President Joe Biden's foreign policy upended by Hamas attack
- Published
The scope of Hamas's attack against Israel was unprecedented and the US response reflects that.
It already supplies its Middle East ally with $3.8bn (£3.1bn) of military aid every year.
And it has always backed Israel's right to defend itself when conflicts with Hamas erupt, albeit intervening with ceasefire calls after a few days or weeks of Israeli air strikes.
But this Hamas offensive will trigger a wide-ranging Israeli campaign and could lead to an escalation in other parts of the region.
The US will be part of Israel's lengthy and punishing response.
Warships are a show of force
The Pentagon has quickly dispatched an aircraft carrier with guided-missile cruisers and destroyers to the waters near Israel.
The fleet was already in the Mediterranean Sea, so didn't have far to go. It is not unusual for the US to deploy naval vessels in the region when there are flare-ups, a "classic American response to the unexpected in the Middle East," says Bruce Riedel, a former CIA officer and Middle East adviser to four presidents.
It hasn't done so during previous battles between Hamas and Israel, which have been self-contained. But this isn't about Hamas. The Pentagon is worried the conflict may spread.
A senior defence official said the warships and planes are meant to demonstrate a concrete commitment to Israel's defence, and to deter any country or militant group from joining the fight.
Chiefly that means Iran, which backs Lebanon's powerful Hizbollah movement, as well as Hamas.
The official said the fleet could do everything from gathering intelligence to launching long range strikes. But its deployment is essentially a show of force.
Giving Israel extra firepower
The Biden administration has ordered the Pentagon to send "additional equipment and resources" to Israel. That includes air defence and munitions.
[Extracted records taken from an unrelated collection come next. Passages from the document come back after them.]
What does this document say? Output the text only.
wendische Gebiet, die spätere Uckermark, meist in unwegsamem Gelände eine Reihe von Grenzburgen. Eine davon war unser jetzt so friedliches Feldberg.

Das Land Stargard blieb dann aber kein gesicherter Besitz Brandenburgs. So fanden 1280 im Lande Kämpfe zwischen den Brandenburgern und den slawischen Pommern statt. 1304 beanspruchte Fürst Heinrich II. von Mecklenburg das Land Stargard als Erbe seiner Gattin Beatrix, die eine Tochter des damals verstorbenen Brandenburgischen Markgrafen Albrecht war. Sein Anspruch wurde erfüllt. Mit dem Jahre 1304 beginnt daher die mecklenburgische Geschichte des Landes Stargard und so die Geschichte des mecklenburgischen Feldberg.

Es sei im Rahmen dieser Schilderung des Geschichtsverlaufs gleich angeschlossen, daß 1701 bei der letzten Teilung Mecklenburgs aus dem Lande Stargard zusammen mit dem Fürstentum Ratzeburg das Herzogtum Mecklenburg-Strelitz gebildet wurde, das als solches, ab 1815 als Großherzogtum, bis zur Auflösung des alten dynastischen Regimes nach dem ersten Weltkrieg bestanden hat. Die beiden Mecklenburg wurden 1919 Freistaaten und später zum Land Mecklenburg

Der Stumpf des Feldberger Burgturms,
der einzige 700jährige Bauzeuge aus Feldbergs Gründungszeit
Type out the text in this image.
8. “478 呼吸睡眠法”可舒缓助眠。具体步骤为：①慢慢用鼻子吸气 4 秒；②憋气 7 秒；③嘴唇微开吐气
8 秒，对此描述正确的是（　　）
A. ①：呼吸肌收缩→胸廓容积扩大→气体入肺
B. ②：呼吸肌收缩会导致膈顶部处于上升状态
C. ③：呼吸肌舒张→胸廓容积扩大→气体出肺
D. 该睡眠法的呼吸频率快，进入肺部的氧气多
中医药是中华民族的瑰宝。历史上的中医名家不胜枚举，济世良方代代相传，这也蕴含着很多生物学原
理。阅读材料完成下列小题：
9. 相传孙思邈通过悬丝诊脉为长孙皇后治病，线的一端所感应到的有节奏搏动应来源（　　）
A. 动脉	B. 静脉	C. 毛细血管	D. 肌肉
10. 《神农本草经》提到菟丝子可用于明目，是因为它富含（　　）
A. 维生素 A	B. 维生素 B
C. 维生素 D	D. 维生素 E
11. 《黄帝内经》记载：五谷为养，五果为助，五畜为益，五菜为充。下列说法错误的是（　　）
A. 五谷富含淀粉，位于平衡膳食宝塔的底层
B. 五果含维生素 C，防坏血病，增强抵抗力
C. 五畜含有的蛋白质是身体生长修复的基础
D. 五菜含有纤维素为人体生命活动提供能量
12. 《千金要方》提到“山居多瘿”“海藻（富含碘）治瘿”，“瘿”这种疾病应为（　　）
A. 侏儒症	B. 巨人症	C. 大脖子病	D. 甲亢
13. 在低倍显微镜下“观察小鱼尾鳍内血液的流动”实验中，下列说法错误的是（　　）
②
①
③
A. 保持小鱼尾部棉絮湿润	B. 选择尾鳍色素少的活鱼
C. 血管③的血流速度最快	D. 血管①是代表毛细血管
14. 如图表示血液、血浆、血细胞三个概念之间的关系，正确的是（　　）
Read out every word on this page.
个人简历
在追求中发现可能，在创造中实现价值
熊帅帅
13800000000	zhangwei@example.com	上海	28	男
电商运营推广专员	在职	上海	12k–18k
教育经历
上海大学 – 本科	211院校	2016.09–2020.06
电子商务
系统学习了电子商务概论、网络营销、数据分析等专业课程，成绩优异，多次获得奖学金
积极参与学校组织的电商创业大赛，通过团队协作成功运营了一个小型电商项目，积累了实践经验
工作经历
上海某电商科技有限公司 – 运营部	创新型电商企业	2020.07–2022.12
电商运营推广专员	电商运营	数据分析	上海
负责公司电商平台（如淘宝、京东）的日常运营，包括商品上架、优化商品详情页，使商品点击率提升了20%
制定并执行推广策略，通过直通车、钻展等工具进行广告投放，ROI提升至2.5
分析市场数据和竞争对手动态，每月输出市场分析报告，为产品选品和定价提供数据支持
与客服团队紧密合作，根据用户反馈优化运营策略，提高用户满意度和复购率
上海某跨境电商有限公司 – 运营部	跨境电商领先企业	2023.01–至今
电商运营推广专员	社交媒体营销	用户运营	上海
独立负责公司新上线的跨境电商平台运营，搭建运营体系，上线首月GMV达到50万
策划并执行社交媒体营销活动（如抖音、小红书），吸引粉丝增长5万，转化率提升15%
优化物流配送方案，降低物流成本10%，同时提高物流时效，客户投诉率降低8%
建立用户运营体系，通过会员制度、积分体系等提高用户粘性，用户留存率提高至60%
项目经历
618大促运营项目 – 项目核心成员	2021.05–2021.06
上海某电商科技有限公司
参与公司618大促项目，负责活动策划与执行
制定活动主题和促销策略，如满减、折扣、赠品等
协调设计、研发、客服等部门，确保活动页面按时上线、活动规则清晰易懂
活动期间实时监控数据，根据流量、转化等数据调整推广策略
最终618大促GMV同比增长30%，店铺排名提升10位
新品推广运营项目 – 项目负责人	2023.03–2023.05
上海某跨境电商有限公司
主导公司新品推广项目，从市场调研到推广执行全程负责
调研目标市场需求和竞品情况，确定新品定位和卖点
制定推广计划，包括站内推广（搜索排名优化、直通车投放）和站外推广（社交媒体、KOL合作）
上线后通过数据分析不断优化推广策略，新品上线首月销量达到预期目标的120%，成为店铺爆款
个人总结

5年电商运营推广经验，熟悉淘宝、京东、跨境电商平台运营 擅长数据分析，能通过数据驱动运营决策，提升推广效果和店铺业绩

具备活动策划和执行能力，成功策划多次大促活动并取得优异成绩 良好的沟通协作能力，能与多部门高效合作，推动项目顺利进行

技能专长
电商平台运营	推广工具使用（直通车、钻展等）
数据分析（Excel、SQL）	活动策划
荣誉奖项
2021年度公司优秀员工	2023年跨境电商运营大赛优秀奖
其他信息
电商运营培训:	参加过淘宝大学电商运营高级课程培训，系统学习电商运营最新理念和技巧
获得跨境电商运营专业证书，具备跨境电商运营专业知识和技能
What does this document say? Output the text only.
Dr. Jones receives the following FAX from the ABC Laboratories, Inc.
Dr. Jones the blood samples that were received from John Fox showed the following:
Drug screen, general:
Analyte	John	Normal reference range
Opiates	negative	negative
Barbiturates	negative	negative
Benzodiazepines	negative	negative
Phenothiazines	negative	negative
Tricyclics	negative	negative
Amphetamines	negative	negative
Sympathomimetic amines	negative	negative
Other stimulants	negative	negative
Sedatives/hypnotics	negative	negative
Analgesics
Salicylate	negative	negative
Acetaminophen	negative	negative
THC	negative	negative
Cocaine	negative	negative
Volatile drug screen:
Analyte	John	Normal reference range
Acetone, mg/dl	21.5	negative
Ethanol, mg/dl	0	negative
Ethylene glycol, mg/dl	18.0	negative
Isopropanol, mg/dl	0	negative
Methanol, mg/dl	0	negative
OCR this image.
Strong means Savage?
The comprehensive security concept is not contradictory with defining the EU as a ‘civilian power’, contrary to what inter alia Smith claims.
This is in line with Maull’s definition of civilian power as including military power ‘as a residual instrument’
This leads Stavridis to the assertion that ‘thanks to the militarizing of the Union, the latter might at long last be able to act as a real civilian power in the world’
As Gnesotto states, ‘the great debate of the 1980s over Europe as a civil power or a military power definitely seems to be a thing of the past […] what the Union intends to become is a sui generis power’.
Much of this equipment is already in the pipeline from annual US military assistance to Israel, and will be fast tracked. Some of it could come from existing US stockpiles.
But Israel's request for aid on the first day of the war signals how much firepower it expects to use in what it's signalling is going to be a long war.
Further funding would require approval from Congress, which is currently paralysed by an internal battle over who will be the next Speaker of the House.
And it might compete with US commitments to Ukraine. These already stand at more than $46bn (£37.5bn) since the war there began - although the senior defence official said the US has the resources to support both.
The risks and calculations
It's unlikely that deploying the aircraft carrier fleet will increase the risk of drawing the US directly into conflict, says Seth Jones, a security analyst at the Center for Strategic and International Studies.
But the urgent attention on Israel "may take some of the focus off of other theatres, like Ukraine," he says, at least in the short term.
A big part of that will be the fate of dozens of hostages captured by Hamas, both in terms of how the conflict plays out on the ground and in US politics.
President Biden has said it's likely American citizens are among them and plans to deploy experts and share intelligence to assist recovery efforts.
More broadly, the war has upended the core of his Middle East policy - a new regional security alignment between Israel and Saudi Arabia that would have further isolated Iran.
More on Hamas-Israel attacks
That deal is now on pause, with a future that may grow even more uncertain if, as expected, Palestinian casualties mount in Gaza.
"That will mean Arab states will have to criticise Israel very strongly," says Bruce Riedel, suggesting some who have already signed normalisation agreements with Israel may "flip".
That concern was implicit in the Pentagon's characterisation of the attack as a new "Isis-level savagery" from Hamas.
The Department of Defense is stressing that language because across the region "there's been an instinct to see this as the same kind of tensions or conflicts that we've seen between Palestinians and Israelis," said the defence official. "This is different."
Where the US will draw the line
A lot of Palestinians in Gaza will die if Israel carries out a lengthy and ferocious air and possibly ground campaign to dismantle Hamas.
In previous battles between Israel and the militant group, which governs the densely populated enclave, the US has eventually drawn a line, urging Israel to accept a ceasefire. But the goalposts have changed.
No Arab state has ever imposed this kind of civilian damage on Israel, says Mr Riedel. The surprise attack from Egypt and Syria in 1973 was just as much of a shock, but most of the casualties were soldiers.
"Now they're fighting inside Israel proper," he says, with hundreds of civilians dead.
According to the senior defence official, the US holds Israel to robust standards and monitoring procedures for the protection of civilians, applied to all who purchase US weapons.
But, the official said, "that's absolutely something that Hamas did not do" and "we recognize that there's going to need to be a response for Israel to restore deterrence".